04 EXÉCUTER DES COMMANDES SUIVANT DES CONDITIONS PRÉCISES.

Dans un script, il se peut que l’on veuille effectuer des actions différentes en fonction d’une valeur calculée ou transmise par l’utilisateur. Par exemple, à la question « Voulez-vous quitter le programme (O/N) ?« , il est bien évident que l’action à déclencher sera différente suivant que l’utilisateur réponde par l’affirmative ou la négative. Grâce aux structures conditionnelles nous allons pouvoir gérer ces cas.

01 ) La construction des structures conditionnelles.

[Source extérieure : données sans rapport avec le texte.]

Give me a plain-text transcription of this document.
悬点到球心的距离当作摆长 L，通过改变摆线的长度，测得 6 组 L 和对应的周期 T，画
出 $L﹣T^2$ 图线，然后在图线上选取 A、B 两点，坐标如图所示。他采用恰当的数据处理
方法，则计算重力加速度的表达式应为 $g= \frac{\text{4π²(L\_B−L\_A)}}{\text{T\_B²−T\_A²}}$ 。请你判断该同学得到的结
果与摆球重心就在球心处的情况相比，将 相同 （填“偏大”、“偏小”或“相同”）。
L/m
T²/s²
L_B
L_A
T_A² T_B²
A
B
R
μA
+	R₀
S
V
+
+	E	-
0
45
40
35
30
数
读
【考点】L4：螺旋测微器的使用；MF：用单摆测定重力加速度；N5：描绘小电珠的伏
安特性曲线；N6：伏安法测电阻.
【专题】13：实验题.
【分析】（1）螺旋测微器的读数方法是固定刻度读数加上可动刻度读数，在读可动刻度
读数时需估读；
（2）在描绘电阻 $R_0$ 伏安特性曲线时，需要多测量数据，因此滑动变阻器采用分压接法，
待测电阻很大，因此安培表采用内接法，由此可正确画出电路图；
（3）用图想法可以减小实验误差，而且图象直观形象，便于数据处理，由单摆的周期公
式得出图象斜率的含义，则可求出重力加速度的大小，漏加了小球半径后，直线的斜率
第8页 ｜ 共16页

Pour conditionner l’exécution de lignes de code, on utilise l’instruction if, qui se traduit par « si » et qui s’écrit de la manière suivante :

if condition; then
   …
fi

Les lignes encadrées par la ligne if et la ligne fi (if à l’envers) forment ce que l’on appelle « un bloc » : elles seront toutes exécutées (ou aucune) suivant que la condition du test soit vérifiée ou non. Le caractère point-virgule, qui suit la définition de la condition à vérifier, permet de séparer plusieurs commandes sur une même ligne.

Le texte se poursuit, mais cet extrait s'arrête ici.